Isabella Canavero, MD
Previous data from large stroke cohorts highlighted a globally poorer functional outcome for women than men, although in terms of the major rough outcome measures (mortality, disability, recurrences), no relevant disparities were observed. In fact, the perceived quality of life and the frequent occurrence of post stroke depression seemed to play a major role in determining women’s disadvantage.
Fukuda-Doi et al. further explored sex differences in affecting post ICH outcome, and the response to BP-lowering therapy, by evaluating data from the Antihypertensive Treatment in Intracerebral Hemorrhage-2 (ATACH-2) trial (comparing standard versus intensive BP-lowering strategies). Demographics pointed out heterogeneity between men and women, whom were older and more frequently on antihypertensive before onset. Of note, women more frequently suffered from lobar ICH, while hematoma expansion and perihematomal edema were less common than in men. At 3 month-follow up, women had higher death and disability rate than men, being sex independently associated after multivariate adjustment. The worse outcome despite the favorably lower rate of hematoma expansion and perihematomal edema suggested, again, the existence of additional underlying mechanisms, pointing to psychological, social, and environmental, rather than pathophysiological, factors.
In this view, sex differences should probably be interpreted as “gender” differences, being the former more related to biological and the latter to behavior, lifestyle, and socio-cultural factors. Indeed, poorer prestroke activity and access to medical resources, higher incidence of frailty and social isolation, and higher prevalence of poststroke depression are plausible explanations for women’s poorer outcomes.
The crucial paradox in evaluating women’s post stroke outcome is probably intrinsic in their well-known longer life expectancy, determining social isolation, prolonging duration of disability, thus determining and exacerbating post stroke depression and negatively impacting on the subjective perception of quality of life.
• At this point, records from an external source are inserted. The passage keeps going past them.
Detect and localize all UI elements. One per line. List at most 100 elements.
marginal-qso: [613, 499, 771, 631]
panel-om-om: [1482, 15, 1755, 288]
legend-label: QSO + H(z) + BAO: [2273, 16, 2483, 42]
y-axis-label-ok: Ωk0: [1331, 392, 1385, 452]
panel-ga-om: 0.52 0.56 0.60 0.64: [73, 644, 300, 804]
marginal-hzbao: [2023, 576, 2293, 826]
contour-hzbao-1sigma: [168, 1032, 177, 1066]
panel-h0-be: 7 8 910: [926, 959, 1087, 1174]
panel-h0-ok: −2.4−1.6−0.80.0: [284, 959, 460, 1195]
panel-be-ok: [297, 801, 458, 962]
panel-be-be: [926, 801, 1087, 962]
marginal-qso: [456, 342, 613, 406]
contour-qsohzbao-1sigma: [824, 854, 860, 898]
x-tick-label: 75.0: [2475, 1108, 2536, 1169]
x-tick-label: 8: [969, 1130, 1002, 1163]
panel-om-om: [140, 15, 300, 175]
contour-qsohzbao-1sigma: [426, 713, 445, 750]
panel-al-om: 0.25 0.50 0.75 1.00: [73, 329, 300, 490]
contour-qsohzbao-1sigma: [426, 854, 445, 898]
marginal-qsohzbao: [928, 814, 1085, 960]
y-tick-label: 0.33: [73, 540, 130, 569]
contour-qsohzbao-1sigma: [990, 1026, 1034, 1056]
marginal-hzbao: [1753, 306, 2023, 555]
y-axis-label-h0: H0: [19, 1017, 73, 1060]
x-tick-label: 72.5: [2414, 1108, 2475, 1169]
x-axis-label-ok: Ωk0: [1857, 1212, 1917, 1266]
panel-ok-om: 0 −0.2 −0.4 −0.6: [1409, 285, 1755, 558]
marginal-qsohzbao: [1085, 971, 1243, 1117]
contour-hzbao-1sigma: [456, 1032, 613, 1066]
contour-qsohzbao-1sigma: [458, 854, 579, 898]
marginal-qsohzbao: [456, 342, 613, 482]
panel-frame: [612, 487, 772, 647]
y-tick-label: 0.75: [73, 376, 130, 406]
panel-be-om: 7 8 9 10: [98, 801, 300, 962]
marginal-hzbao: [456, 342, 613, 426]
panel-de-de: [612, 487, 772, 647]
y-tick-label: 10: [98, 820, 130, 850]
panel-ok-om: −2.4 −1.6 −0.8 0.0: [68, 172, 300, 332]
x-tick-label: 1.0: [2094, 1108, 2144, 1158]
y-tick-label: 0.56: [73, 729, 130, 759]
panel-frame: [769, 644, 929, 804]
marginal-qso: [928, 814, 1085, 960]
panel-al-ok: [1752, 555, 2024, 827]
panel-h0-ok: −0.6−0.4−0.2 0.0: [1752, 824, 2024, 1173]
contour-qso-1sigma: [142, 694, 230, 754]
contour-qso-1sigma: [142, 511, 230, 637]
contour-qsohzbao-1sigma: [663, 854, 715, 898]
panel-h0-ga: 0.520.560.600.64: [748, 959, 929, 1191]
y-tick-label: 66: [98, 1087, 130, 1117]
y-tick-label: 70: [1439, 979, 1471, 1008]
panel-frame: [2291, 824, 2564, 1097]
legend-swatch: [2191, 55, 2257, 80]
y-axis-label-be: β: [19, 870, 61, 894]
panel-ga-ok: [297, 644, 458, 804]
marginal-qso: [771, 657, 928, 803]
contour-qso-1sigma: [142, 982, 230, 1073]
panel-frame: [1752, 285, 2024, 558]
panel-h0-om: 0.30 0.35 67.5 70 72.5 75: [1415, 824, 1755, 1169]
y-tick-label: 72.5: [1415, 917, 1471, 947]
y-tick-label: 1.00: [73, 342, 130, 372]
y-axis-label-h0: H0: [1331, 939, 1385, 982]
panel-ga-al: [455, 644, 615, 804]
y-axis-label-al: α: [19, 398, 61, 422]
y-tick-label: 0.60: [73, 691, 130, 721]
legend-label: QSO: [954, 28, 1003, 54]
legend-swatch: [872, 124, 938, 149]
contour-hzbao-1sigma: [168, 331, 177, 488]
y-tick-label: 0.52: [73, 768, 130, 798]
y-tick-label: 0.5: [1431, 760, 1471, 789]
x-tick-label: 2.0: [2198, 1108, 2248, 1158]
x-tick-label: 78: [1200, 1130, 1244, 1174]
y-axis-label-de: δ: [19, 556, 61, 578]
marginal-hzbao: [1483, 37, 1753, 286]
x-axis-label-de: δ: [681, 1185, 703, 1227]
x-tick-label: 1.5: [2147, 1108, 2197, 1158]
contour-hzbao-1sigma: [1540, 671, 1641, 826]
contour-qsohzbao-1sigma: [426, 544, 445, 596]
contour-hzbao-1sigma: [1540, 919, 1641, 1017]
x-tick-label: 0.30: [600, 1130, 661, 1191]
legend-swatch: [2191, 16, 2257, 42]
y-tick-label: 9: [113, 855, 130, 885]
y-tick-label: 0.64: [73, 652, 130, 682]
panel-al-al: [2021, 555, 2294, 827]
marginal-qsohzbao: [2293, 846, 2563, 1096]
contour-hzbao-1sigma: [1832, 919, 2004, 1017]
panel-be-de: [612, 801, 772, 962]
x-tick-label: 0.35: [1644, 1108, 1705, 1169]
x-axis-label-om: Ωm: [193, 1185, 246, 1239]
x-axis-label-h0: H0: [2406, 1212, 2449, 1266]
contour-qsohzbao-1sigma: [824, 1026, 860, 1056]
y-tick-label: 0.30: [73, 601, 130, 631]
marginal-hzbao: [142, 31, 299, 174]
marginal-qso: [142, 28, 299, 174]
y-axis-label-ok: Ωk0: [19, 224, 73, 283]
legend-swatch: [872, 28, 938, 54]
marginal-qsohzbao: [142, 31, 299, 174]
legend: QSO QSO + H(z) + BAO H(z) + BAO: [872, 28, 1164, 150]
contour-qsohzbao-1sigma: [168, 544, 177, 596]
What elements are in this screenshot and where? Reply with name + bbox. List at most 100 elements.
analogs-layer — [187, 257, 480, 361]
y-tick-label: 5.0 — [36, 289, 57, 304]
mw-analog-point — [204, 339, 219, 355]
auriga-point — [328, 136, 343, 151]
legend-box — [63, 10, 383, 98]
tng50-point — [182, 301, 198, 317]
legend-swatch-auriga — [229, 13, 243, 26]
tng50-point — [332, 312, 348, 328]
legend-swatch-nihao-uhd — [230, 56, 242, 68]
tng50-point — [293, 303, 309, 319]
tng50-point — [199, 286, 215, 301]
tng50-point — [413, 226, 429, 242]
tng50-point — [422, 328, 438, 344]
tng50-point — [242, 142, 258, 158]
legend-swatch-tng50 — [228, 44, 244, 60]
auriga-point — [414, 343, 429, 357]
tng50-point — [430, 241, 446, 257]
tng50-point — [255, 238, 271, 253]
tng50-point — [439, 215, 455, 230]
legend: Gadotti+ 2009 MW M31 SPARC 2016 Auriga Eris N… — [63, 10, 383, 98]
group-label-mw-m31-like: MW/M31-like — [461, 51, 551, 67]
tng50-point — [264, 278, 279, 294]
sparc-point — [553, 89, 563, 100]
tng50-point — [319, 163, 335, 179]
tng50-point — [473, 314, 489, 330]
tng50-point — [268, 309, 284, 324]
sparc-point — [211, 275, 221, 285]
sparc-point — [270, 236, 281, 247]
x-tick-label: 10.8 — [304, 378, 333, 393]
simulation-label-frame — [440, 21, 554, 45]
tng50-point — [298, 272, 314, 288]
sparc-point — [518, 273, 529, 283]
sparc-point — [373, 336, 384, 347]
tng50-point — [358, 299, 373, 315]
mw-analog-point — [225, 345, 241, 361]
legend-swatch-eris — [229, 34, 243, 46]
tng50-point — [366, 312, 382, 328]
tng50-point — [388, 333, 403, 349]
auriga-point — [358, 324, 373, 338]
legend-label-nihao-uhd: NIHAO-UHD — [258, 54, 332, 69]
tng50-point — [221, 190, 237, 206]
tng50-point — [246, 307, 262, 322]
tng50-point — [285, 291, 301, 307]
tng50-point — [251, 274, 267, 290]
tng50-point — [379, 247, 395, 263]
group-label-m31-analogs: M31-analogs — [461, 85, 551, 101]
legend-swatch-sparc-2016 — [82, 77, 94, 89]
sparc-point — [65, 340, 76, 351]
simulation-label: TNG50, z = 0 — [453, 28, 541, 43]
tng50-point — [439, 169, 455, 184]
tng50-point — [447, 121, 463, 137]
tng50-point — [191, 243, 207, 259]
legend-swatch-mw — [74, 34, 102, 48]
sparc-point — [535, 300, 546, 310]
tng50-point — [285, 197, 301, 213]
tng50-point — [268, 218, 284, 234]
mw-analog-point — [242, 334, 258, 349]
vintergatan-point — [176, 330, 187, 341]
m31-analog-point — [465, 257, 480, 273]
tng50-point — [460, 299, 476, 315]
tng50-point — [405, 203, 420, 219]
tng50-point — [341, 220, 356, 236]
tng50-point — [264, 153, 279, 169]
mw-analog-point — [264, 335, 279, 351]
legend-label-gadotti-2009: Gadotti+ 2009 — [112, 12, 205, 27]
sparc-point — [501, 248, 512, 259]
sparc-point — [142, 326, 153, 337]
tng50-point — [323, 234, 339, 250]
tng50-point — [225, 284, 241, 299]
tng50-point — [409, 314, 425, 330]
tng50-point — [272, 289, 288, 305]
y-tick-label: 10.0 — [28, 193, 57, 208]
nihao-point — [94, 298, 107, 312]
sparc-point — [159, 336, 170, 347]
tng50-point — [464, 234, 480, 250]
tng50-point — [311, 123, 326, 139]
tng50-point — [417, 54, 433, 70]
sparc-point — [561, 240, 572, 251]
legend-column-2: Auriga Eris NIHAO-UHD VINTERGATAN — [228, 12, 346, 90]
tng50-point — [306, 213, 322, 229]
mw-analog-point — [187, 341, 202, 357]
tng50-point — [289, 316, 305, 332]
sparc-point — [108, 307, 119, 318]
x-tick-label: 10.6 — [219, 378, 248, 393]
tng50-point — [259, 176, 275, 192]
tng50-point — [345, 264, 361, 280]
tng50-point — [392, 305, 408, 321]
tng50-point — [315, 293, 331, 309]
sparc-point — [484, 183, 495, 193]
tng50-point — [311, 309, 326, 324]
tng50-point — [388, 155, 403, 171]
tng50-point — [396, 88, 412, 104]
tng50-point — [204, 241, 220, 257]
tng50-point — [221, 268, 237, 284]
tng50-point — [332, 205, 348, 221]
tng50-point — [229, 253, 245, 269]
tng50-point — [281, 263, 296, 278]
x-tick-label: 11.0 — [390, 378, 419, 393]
The authors also found a significant interaction between BP-lowering treatment and sex for death or disability. However, the relative treatment effects were comparable, and 95% CIs overlapped, preventing to state that intensive BP-lowering therapy in acute ICH is more beneficial for women. In addition, sex did not modify the association between treatment and renal adverse events. In conclusion, in this prespecified analysis of ATACH-2, women were independently associated with poorer functional outcomes. Intensive systolic BP–lowering therapy did not reduce the poor outcomes in either women or men.
Besides some limitations affecting generalizability, including potential selection bias determined by exclusion of the most severe ICH, an underrepresentation of women on the whole (38%), and the absence of long-term outcomes, the study is built on a large number of study samples from diverse geographical areas, and featured by high-quality data with a limited number of missing.
This study inspires further investigations about the underlying reasons determining sex (and gender) disparities in post stroke outcome, potentially identifying new targets for intervention to ameliorate women’s quality of life after stroke. As a matter of personalized medicine, the role of gender could be considered to tailor individualized clinical care programs in post stroke patients, especially women, thinking beyond the usual risk factors control protocol.